Ab sofort wird wieder gemetzelt: Die Westeros-Vorgeschichte glänzt mit Blut, Sex und noch mehr Drachen. Ob das reichen wird?

Es geht wieder los im Fake-Mittelalter, in der Fantasy-Welt mit dem Blutgemetzel, der Gier nach Macht und den tödlichen Leidenschaften. „Game of Thrones“ ist zurück. Oder jedenfalls fast. Die Blockbusterserie, die zwischen 2011 und 2019 lief und Maßstäbe setzte, hat nun ein Spin-off. „House of the Dragon“ läuft seit dem 22. August. Und ist das klassische Weiter-So. Wenn eine Geschichte gut ist, wird sie halt weitererzählt.

Beziehungsweise, und das ist der Clou, geht es in „House of the Dragon“ um die Vorgeschichte von „Game of Thrones“. Genauer um die, wie wir jetzt lernen oder bereits in den Romanvorlagen von George R.R. Martin gelernt haben, tatsächlich seit jeher dysfunktionalen Herrscherfamilie Targaryen, in dem Neurotiker der Macht noch jeden Frieden in Krieg verwandelt haben.

„House of the Dragon“ist Spin-off von „Game of Thrones“

Wir erinnern uns: In „Game of Thrones“ war es Daenerys Targaryen, die mit stählernem Willen den Eisernen Thron ins Visier nahm, jenes Machtzentrum von Westeros, in dem Clans und Cliquen um den Platz auf dem fatalen Gestühl rangen. Daenerys konnte gut mit Drachen; ihr Glück, so konnte sie im Kampf gegen die Lannisters in die Favoritenrolle rücken und nebenbei das weibliche Prinzip gegen das männliche stellen. Leider setzte sie alle feministischen Hoffnungen in den Sand, weil sie sich nicht von den Machtspielen emanzipieren konnte.

Am Ende musste sie ihr Neffe, der interessanterweise auch ihr Lover war, erstechen, um größeren Schaden vom Land abzuwenden. „House of the Dragon“ spielt 200 Jahre früher und folgt, was die großen erzählerischen Linien angeht, der Saga „Feuer und Blut – Aufstieg und Fall des Hauses Targaryen“. Was man an der Vorgängerserie schätzen konnte, fällt gleich wieder ins Auge: Bei derart opulent inszenierten Kulissen und Spezialeffekten sehen Menschen, die sich darum balgen, wer der Chef vom Ganzen sein darf, immer repräsentabel aus. Sieht man mal von den Frisuren ab. Westeros, da bist du ja wieder! Und hast noch mehr Drachen mitgebracht.

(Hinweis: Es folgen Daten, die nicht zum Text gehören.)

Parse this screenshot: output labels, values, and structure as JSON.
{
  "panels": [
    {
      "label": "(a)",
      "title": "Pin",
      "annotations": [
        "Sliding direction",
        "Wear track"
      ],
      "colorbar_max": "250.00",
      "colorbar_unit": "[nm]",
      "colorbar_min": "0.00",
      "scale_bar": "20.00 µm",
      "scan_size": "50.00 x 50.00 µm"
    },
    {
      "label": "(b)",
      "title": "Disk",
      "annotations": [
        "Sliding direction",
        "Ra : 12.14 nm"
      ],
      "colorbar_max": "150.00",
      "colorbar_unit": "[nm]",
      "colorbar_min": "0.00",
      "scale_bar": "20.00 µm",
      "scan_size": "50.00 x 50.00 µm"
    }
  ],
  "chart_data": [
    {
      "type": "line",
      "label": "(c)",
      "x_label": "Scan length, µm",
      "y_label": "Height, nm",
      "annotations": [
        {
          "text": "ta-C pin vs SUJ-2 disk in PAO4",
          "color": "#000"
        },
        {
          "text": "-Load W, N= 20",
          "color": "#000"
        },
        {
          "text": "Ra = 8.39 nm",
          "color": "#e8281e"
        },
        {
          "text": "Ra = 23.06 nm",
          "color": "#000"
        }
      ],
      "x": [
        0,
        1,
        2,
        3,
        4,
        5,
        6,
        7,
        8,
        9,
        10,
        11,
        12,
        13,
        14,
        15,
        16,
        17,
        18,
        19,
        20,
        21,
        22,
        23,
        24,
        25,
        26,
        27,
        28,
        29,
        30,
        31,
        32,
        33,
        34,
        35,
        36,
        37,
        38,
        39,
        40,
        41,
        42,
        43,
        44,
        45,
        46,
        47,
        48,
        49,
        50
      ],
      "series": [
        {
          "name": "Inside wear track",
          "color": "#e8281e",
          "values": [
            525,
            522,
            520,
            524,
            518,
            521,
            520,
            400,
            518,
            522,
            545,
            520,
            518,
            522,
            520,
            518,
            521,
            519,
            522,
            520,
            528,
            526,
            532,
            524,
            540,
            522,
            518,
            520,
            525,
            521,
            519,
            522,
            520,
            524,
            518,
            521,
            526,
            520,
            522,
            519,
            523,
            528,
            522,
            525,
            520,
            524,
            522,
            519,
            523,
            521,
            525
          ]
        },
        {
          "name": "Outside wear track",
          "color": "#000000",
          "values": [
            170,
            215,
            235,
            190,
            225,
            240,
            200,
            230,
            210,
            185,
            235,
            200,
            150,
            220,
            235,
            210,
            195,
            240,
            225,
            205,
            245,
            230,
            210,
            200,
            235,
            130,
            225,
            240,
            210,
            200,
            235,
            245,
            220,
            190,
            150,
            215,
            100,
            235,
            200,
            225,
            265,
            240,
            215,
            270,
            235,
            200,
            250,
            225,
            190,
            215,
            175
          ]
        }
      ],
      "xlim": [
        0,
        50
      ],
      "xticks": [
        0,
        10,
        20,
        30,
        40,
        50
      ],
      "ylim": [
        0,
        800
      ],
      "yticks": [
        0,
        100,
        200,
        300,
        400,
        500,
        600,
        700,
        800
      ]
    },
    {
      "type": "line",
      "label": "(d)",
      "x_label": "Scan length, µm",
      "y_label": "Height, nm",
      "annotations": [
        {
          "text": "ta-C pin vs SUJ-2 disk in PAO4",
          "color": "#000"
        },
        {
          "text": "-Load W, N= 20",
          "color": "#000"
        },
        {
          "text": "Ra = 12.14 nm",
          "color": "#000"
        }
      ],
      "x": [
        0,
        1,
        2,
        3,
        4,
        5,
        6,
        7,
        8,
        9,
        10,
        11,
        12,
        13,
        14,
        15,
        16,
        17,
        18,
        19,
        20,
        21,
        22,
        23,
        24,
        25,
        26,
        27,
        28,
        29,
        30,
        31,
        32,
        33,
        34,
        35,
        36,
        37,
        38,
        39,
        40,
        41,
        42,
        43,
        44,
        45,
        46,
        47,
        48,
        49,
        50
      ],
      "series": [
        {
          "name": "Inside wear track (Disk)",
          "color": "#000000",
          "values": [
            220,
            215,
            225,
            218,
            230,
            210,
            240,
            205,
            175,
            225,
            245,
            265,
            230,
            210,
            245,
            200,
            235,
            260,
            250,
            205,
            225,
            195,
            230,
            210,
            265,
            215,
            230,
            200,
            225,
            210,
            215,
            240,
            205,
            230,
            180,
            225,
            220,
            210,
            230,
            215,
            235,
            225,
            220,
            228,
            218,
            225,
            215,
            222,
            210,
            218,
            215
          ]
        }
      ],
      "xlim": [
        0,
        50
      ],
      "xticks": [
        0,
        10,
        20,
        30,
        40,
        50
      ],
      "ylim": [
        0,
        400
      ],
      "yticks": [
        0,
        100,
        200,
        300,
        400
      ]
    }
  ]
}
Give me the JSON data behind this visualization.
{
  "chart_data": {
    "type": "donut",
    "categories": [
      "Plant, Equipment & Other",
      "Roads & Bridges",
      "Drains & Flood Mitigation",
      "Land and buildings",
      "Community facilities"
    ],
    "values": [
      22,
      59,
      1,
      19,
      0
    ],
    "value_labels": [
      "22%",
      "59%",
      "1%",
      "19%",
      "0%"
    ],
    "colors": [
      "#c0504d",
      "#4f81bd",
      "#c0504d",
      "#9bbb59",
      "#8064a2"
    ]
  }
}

Es geht wieder um die Erblinie

Aber der Punkt, der die Handlung abermalig in Gang setzt, muss demütig stimmen, ewige Wiederkehr des Immergleichen und so. Es ist doch sehr, sehr wenig Variation im Thema Mensch unter Menschen. Wieder geht es einzig darum, wer die Erblinie fortschreiben, also am Kopfende des Tisches sitzen und die Ansagen machen darf. König Viserys (Paddy Considine) hat keinen Sohn, aber sein Blut soll die Macht behalten. Wer wird sein Nachfolger? Will man das Casting der Widersacher spannend haben, geht es nur über Kontraste.

Unbedingt verachtenswert zunächst einmal: Viserys’ Bruder Daemon (Matt Smith), ein Mann mit Tendenz zur Gewalt. Das ist Plot-mäßig natürlich eine ehrenhafte Aufgabe: den Mann darzustellen, der am überzeugtesten sein Schwert aus der Scheide zieht. Nur so ist die Voraussetzung für gehaltvolles Schlachten in den zehn Folgen dieser ersten Staffel und den nachfolgenden Staffeln gegeben.

Daemon entgegen steht Viserys’ Tochter Rhaenyra (Emma D’Arcy). Im patriarchalisch geprägten Westeros wäre ihre Thronbesteigung das ungewohnte, revolutionäre Prinzip. Klingt viel sympathischer. Aber auch sie, das ahnt man im Hinblick auf die Gerüchte, die im Hinblick auf diese neue Serie im Umlauf sind, wird ihre Rolle spielen müssen in dem im Grunde so einfach gestrickten Konflikt – viel Sex, noch mehr Gewalt wird versprochen, Liebe und Hass, all das, was die Leute vor den Fernseher fesselt. Es ist nicht sehr wahrscheinlich, dass der US-Sender HBO, der auch „House of the Dragon“ produziert, mit dieser Neuauflage des Fantasy-Spektakels baden geht. In der ersten Folge gibt es ein abgehacktes Genital, einen abgetrennten Kopf und zermantschte Ritter zu sehen. Und den Beweis, dass die Männer der Targaryens auch in früheren Zeiten eine lächerliche arrangierte Haarpracht trugen. Ästhetisch brutal, das eine wie das andere.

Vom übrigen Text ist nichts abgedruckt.